Y fué á la mesa. Allí, delante de todo, estaba un libro abierto por la última página leída. Involuntariamente se fijó en las letras, mientras buscaba en el montón de los volúmenes, porque no creyó que aquella página diese la clave del enigma.

Leyó:

«Hombre eres, y no Dios: carne, y no ángel.»

¡Cielo santo! ¡Allí estaba! ¡Allí! En el libro del venerable monje agustino. Del que aseguraba triunfar del demonio dándose sendos disciplinazos al compás del himno Jesús stetit. ¡Tomás de Kempis! ¡La Imitación de Jesucristo!

Una alegría inmensa se apoderó de su alma. Parecióle ser un prisionero que recobra por fin su libertad. Hombre era, y no Dios. Cierto. Podía incurrir en el pecado de la carne ó en otro cualquiera.

La virtud le faltó al ángel en el cielo, al primer hombre en el Paraíso. A él, sacerdote, con más motivo llegaría lógicamente á faltarle en la tierra. El mismo Jesús le allanaba el camino dé la disculpa; encontraba, como experto abogado, las circunstancias atenuantes.

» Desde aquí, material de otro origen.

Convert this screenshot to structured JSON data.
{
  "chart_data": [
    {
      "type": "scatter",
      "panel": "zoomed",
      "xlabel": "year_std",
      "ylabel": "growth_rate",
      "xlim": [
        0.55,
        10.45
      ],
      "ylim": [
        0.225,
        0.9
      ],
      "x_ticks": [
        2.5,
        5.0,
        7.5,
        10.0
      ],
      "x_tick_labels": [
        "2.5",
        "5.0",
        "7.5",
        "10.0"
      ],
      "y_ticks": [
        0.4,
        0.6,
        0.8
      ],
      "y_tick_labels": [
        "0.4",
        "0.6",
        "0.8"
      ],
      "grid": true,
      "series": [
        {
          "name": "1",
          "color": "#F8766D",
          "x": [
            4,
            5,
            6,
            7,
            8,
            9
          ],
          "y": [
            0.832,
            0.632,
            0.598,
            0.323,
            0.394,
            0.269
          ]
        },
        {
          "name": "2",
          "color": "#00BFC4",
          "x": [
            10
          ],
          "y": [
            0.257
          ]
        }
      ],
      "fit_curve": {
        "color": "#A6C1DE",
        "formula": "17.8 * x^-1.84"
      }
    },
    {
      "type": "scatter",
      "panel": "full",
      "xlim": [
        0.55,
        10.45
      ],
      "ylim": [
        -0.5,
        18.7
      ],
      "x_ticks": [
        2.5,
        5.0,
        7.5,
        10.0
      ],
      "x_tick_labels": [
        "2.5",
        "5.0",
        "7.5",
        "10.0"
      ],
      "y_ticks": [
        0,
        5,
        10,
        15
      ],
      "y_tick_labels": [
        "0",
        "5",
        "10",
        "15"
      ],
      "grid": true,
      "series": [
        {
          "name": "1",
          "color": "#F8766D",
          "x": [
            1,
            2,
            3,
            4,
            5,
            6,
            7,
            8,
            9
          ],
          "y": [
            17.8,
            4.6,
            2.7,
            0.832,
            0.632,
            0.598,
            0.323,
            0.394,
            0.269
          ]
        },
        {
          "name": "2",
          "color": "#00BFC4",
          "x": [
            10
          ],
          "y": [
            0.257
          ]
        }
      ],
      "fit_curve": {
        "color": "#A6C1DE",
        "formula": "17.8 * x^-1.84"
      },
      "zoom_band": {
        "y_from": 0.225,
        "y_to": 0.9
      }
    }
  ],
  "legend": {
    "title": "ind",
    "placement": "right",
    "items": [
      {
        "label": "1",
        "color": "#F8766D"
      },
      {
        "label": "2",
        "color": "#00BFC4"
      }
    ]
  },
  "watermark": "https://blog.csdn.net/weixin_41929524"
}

Perdió todo miedo. Abrió la puerta:

—¡Gracia! ¡Gracia! ¡Ven!

La gentil aragonesa se presentó. Llegó tímidamente turbada, esperando encontrarse ante el continente siempre austero de Román, ante su hermoso rostro de asceta joven. Notó el cambio en seguida.

—Vamos, ya se le pasó —se dijo mentalmente, y luégo en voz alta:—¿Qué querías?

—Entra, mujer, entra; vamos á ver qué es lo que pusiste en la posdata.

—¿Lo leíste?

—Pero no leí bien. Quiero oírlo de tu boca.

—Pues puse nada más que tres líneas: «Mucho me quiere mí hermano; pero las mujeres queremos más y de otra suerte. Ya veis, amados padres, que la felicidad que cifre en mí la tendrá siempre que me la pida.»